Downhill economy

By JASON O'BRYAN  |  November 18, 2008

The powder: close, cheap, open at night

The ice: small, monotonous upon frequent visits.

WACHUSETT MOUNTAIN — PRINCETON, MASSACHUSETTS
Located 52.5 miles away, Wachusett is one of the taller mountains in Massachusetts, with a vertical drop of 1000 feet and 105 acres of terrain. Offering night skiing until 10 pm, Wachusett is particularly useful in conjunction with the MBTA Ski-Train, which has been revived for it's second year. Take the Fitchberg line out of North Station to Fitchberg (about 90 minutes), and on weekends, Wachusett offers a free shuttle from the station to the mountain and then back again at night. (The Ski-Train schedule is not posted yet, but Wachusett confirms it will be similar to last year's). Lift tickets are mid-range, $39 to $52 weekdays and $47 to $52 weekends with $34 rentals, and various discounts for groups of four, 15, and 20. Additionally, all 22 of its runs are covered by snowmakers, so you don't have to cross your fingers and pray.

The powder: Easy access, good balance between size and price, close to home.

The ice: Miss the last train, and you're stuck in Princeton. Good luck.

CROTCHED MOUNTAIN — BENNINGTON, NEW HAMPSHIRE
Crotched has carved out a niche for itself in the college market for one very good reason: you can ski until 3 am. Located 81.1 miles away, Crotched offers a series of specials to lure in the youth: Friday is College Night with $29 lift tickets, $22 for weeknights from 5 to 9 pm. "Twofer Tuesdays" is $22 for groups of two, live music every Saturday night, and Friday and Saturday "Midnight Madness" is $29 from 9 pm to 3 am. It's slightly smaller than Wachusett with a 875-foot vertical drop, 75 ski acres, and five lifts, but like Wachusett, 100 percent of it's runs are covered by snowmakers. The drawback to Crotched is that it's in Bennington, New Hampshire, which has apparently been forsaken by all bus and rail companies. This also means that it's very often less crowded, if you can get up there.
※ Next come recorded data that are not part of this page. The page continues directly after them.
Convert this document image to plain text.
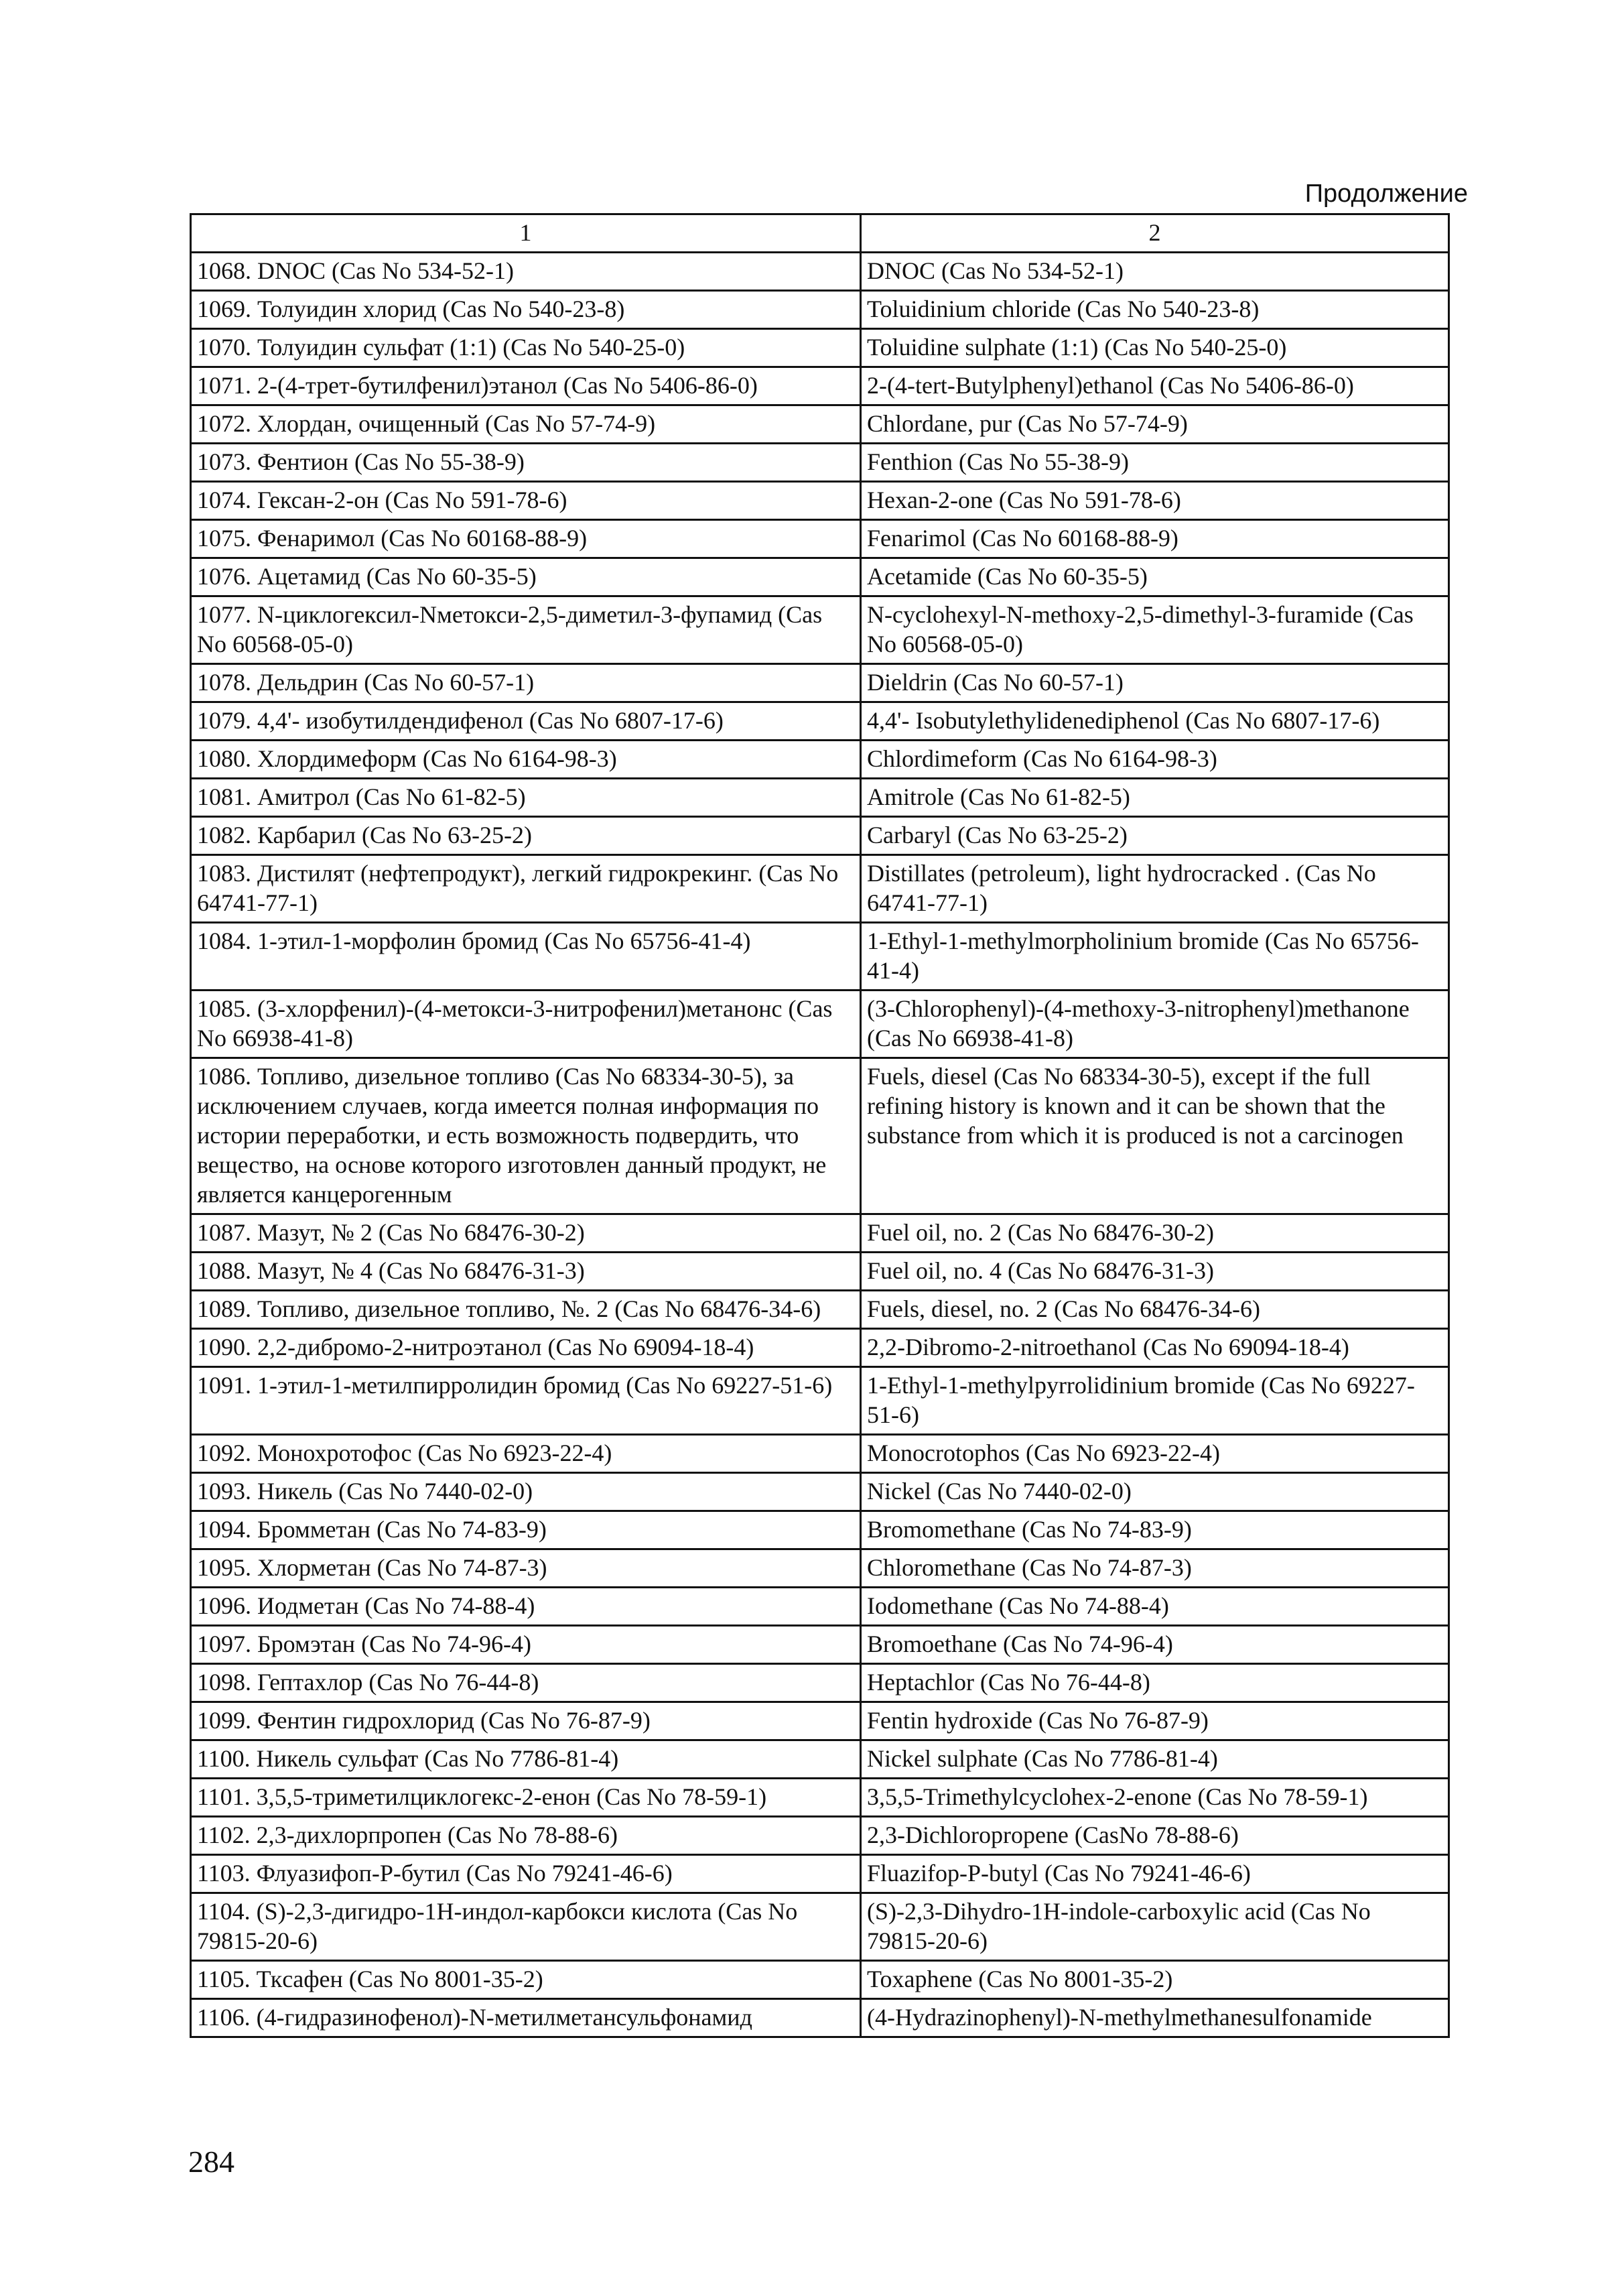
Продолжение
1	2
1068. DNOC (Cas No 534-52-1)	DNOC (Cas No 534-52-1)
1069. Толуидин хлорид (Cas No 540-23-8)	Toluidinium chloride (Cas No 540-23-8)
1070. Толуидин сульфат (1:1) (Cas No 540-25-0)	Toluidine sulphate (1:1) (Cas No 540-25-0)
1071. 2-(4-трет-бутилфенил)этанол (Cas No 5406-86-0)	2-(4-tert-Butylphenyl)ethanol (Cas No 5406-86-0)
1072. Хлордан, очищенный (Cas No 57-74-9)	Chlordane, pur (Cas No 57-74-9)
1073. Фентион (Cas No 55-38-9)	Fenthion (Cas No 55-38-9)
1074. Гексан-2-он (Cas No 591-78-6)	Hexan-2-one (Cas No 591-78-6)
1075. Фенаримол (Cas No 60168-88-9)	Fenarimol (Cas No 60168-88-9)
1076. Ацетамид (Cas No 60-35-5)	Acetamide (Cas No 60-35-5)
1077. N-циклогексил-Nметокси-2,5-диметил-3-фупамид (Cas No 60568-05-0)	N-cyclohexyl-N-methoxy-2,5-dimethyl-3-furamide (Cas No 60568-05-0)
1078. Дельдрин (Cas No 60-57-1)	Dieldrin (Cas No 60-57-1)
1079. 4,4'- изобутилдендифенол (Cas No 6807-17-6)	4,4'- Isobutylethylidenediphenol (Cas No 6807-17-6)
1080. Хлордимеформ (Cas No 6164-98-3)	Chlordimeform (Cas No 6164-98-3)
1081. Амитрол (Cas No 61-82-5)	Amitrole (Cas No 61-82-5)
1082. Карбарил (Cas No 63-25-2)	Carbaryl (Cas No 63-25-2)
1083. Дистилят (нефтепродукт), легкий гидрокрекинг. (Cas No 64741-77-1)	Distillates (petroleum), light hydrocracked . (Cas No 64741-77-1)
1084. 1-этил-1-морфолин бромид (Cas No 65756-41-4)	1-Ethyl-1-methylmorpholinium bromide (Cas No 65756-41-4)
1085. (3-хлорфенил)-(4-метокси-3-нитрофенил)метанонс (Cas No 66938-41-8)	(3-Chlorophenyl)-(4-methoxy-3-nitrophenyl)methanone (Cas No 66938-41-8)
1086. Топливо, дизельное топливо (Cas No 68334-30-5), за исключением случаев, когда имеется полная информация по истории переработки, и есть возможность подвердить, что вещество, на основе которого изготовлен данный продукт, не является канцерогенным	Fuels, diesel (Cas No 68334-30-5), except if the full refining history is known and it can be shown that the substance from which it is produced is not a carcinogen
1087. Мазут, № 2 (Cas No 68476-30-2)	Fuel oil, no. 2 (Cas No 68476-30-2)
1088. Мазут, № 4 (Cas No 68476-31-3)	Fuel oil, no. 4 (Cas No 68476-31-3)
1089. Топливо, дизельное топливо, №. 2 (Cas No 68476-34-6)	Fuels, diesel, no. 2 (Cas No 68476-34-6)
1090. 2,2-дибромо-2-нитроэтанол (Cas No 69094-18-4)	2,2-Dibromo-2-nitroethanol (Cas No 69094-18-4)
1091. 1-этил-1-метилпирролидин бромид (Cas No 69227-51-6)	1-Ethyl-1-methylpyrrolidinium bromide (Cas No 69227-51-6)
1092. Монохротофос (Cas No 6923-22-4)	Monocrotophos (Cas No 6923-22-4)
1093. Никель (Cas No 7440-02-0)	Nickel (Cas No 7440-02-0)
1094. Бромметан (Cas No 74-83-9)	Bromomethane (Cas No 74-83-9)
1095. Хлорметан (Cas No 74-87-3)	Chloromethane (Cas No 74-87-3)
1096. Иодметан (Cas No 74-88-4)	Iodomethane (Cas No 74-88-4)
1097. Бромэтан (Cas No 74-96-4)	Bromoethane (Cas No 74-96-4)
1098. Гептахлор (Cas No 76-44-8)	Heptachlor (Cas No 76-44-8)
1099. Фентин гидрохлорид (Cas No 76-87-9)	Fentin hydroxide (Cas No 76-87-9)
1100. Никель сульфат (Cas No 7786-81-4)	Nickel sulphate (Cas No 7786-81-4)
1101. 3,5,5-триметилциклогекс-2-енон (Cas No 78-59-1)	3,5,5-Trimethylcyclohex-2-enone (Cas No 78-59-1)
1102. 2,3-дихлорпропен (Cas No 78-88-6)	2,3-Dichloropropene (CasNo 78-88-6)
1103. Флуазифоп-Р-бутил (Cas No 79241-46-6)	Fluazifop-P-butyl (Cas No 79241-46-6)
1104. (S)-2,3-дигидро-1H-индол-карбокси кислота (Cas No 79815-20-6)	(S)-2,3-Dihydro-1H-indole-carboxylic acid (Cas No 79815-20-6)
1105. Ткcафен (Cas No 8001-35-2)	Toxaphene (Cas No 8001-35-2)
1106. (4-гидразинофенол)-N-метилметансульфонамид	(4-Hydrazinophenyl)-N-methylmethanesulfonamide
284
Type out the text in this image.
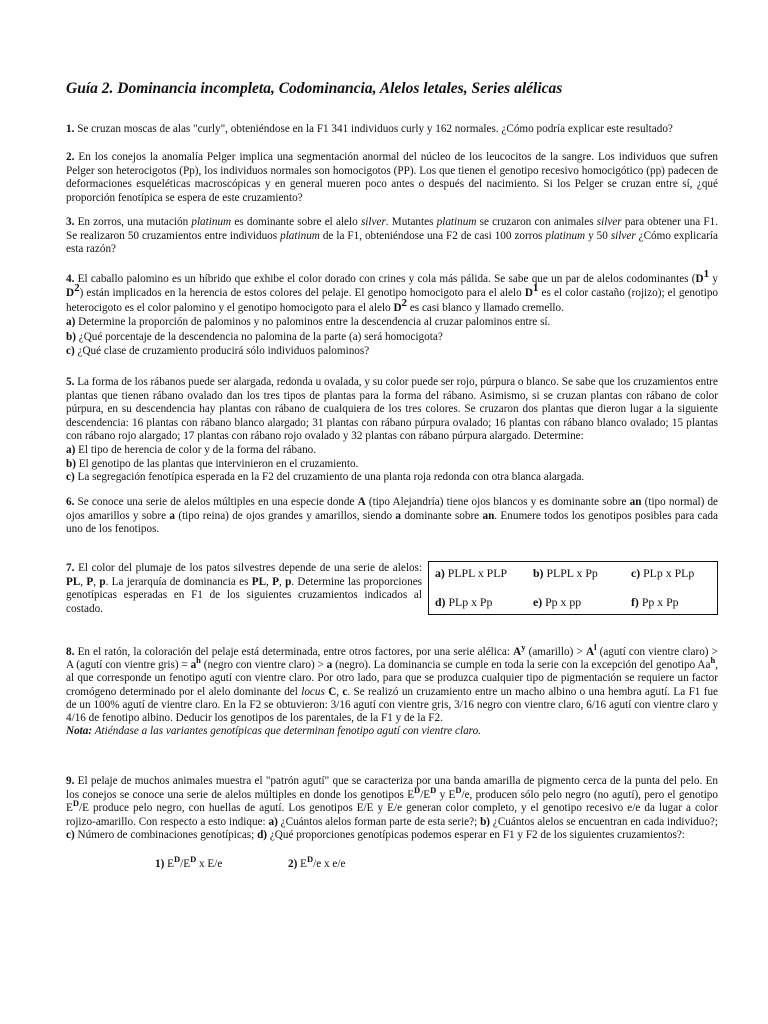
Guía 2. Dominancia incompleta, Codominancia, Alelos letales, Series alélicas

1. Se cruzan moscas de alas "curly", obteniéndose en la F1 341 individuos curly y 162 normales. ¿Cómo podría explicar este resultado?

2. En los conejos la anomalía Pelger implica una segmentación anormal del núcleo de los leucocitos de la sangre. Los individuos que sufren Pelger son heterocigotos (Pp), los individuos normales son homocigotos (PP). Los que tienen el genotipo recesivo homocigótico (pp) padecen de deformaciones esqueléticas macroscópicas y en general mueren poco antes o después del nacimiento. Si los Pelger se cruzan entre sí, ¿qué proporción fenotípica se espera de este cruzamiento?

3. En zorros, una mutación platinum es dominante sobre el alelo silver. Mutantes platinum se cruzaron con animales silver para obtener una F1. Se realizaron 50 cruzamientos entre individuos platinum de la F1, obteniéndose una F2 de casi 100 zorros platinum y 50 silver ¿Cómo explicaría esta razón?

4. El caballo palomino es un híbrido que exhibe el color dorado con crines y cola más pálida. Se sabe que un par de alelos codominantes ($D^1$ y $D^2$) están implicados en la herencia de estos colores del pelaje. El genotipo homocigoto para el alelo $D^1$ es el color castaño (rojizo); el genotipo heterocigoto es el color palomino y el genotipo homocigoto para el alelo $D^2$ es casi blanco y llamado cremello.

a) Determine la proporción de palominos y no palominos entre la descendencia al cruzar palominos entre sí.

b) ¿Qué porcentaje de la descendencia no palomina de la parte (a) será homocigota?

c) ¿Qué clase de cruzamiento producirá sólo individuos palominos?

5. La forma de los rábanos puede ser alargada, redonda u ovalada, y su color puede ser rojo, púrpura o blanco. Se sabe que los cruzamientos entre plantas que tienen rábano ovalado dan los tres tipos de plantas para la forma del rábano. Asimismo, si se cruzan plantas con rábano de color púrpura, en su descendencia hay plantas con rábano de cualquiera de los tres colores. Se cruzaron dos plantas que dieron lugar a la siguiente descendencia: 16 plantas con rábano blanco alargado; 31 plantas con rábano púrpura ovalado; 16 plantas con rábano blanco ovalado; 15 plantas con rábano rojo alargado; 17 plantas con rábano rojo ovalado y 32 plantas con rábano púrpura alargado. Determine:

a) El tipo de herencia de color y de la forma del rábano.

b) El genotipo de las plantas que intervinieron en el cruzamiento.

c) La segregación fenotípica esperada en la F2 del cruzamiento de una planta roja redonda con otra blanca alargada.

6. Se conoce una serie de alelos múltiples en una especie donde A (tipo Alejandría) tiene ojos blancos y es dominante sobre an (tipo normal) de ojos amarillos y sobre a (tipo reina) de ojos grandes y amarillos, siendo a dominante sobre an. Enumere todos los genotipos posibles para cada uno de los fenotipos.

7. El color del plumaje de los patos silvestres depende de una serie de alelos: PL, P, p. La jerarquía de dominancia es PL, P, p. Determine las proporciones genotípicas esperadas en F1 de los siguientes cruzamientos indicados al costado.
a) PLPL x PLP b) PLPL x Pp	c) PLp x PLp
d) PLp x Pp	e) Pp x pp	f) Pp x Pp

8. En el ratón, la coloración del pelaje está determinada, entre otros factores, por una serie alélica: $A^y$ (amarillo) > $A^l$ (agutí con vientre claro) > A (agutí con vientre gris) = $a^h$ (negro con vientre claro) > a (negro). La dominancia se cumple en toda la serie con la excepción del genotipo Aa$^h$, al que corresponde un fenotipo agutí con vientre claro. Por otro lado, para que se produzca cualquier tipo de pigmentación se requiere un factor cromógeno determinado por el alelo dominante del locus C, c. Se realizó un cruzamiento entre un macho albino o una hembra agutí. La F1 fue de un 100% agutí de vientre claro. En la F2 se obtuvieron: 3/16 agutí con vientre gris, 3/16 negro con vientre claro, 6/16 agutí con vientre claro y 4/16 de fenotipo albino. Deducir los genotipos de los parentales, de la F1 y de la F2.

Nota: Atiéndase a las variantes genotípicas que determinan fenotipo agutí con vientre claro.

9. El pelaje de muchos animales muestra el "patrón agutí" que se caracteriza por una banda amarilla de pigmento cerca de la punta del pelo. En los conejos se conoce una serie de alelos múltiples en donde los genotipos $E^D/E^D$ y $E^D/e$, producen sólo pelo negro (no agutí), pero el genotipo $E^D/E$ produce pelo negro, con huellas de agutí. Los genotipos E/E y E/e generan color completo, y el genotipo recesivo e/e da lugar a color rojizo-amarillo. Con respecto a esto indique: a) ¿Cuántos alelos forman parte de esta serie?; b) ¿Cuántos alelos se encuentran en cada individuo?; c) Número de combinaciones genotípicas; d) ¿Qué proporciones genotípicas podemos esperar en F1 y F2 de los siguientes cruzamientos?:

1) $E^D/E^D$ x E/e	2) $E^D/e$ x e/e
The powder: Best night skiing in New England, cheap, supplementary activities.

The ice: Hard to get to without the luxury of a car, and who wants to drive home at 3 am?

OVERNIGHT TRIPPER
Looking for a night away? With your thighs burning and your toes numb, taking a train or bus home doesn't sound half as appealing as taking those goddamn boots off and sitting by some kind of open flame with hot chocolate or cold beer. Public transportation options are limited but they do exist, for those of us with the lack of money or abundance of wisdom to not own a car in Boston.

CANNON MOUNTAIN — FRANCONIA NOTCH, NEW HAMPSHIRE
Cannon Mountain is big. At 2146 feet, it's twice the height of Wachusett, with 50 percent more ski acres and three times the number of runs. It's 143 miles away — a good drive or a bus ride. Concord Coachlines runs a bus from Boston to Lincoln, New Hampshire, and a taxi service called the Shuttle Connection picks you up and takes you the 15 minutes to Franconia Notch (the same bus can also access Loon Mountain, located in Lincoln itself). Cannon has deals for college students as well, $46 lift tickets against the $64 standard adult fare, and two-for-one Tuesdays and Thursdays for everyone. Ski magazine named Cannon No. 1 for value in the East, which is all nice and good so long as you can get to it. The problem with the bus is that the $50 round-trip ticket is designed for Boston commuters, so it runs only once a day, 6:15 pm out of Boston and 7:15 am out of Lincoln . . . which means two nights for only one day of skiing. Depending on your plans, you may be better off renting a car.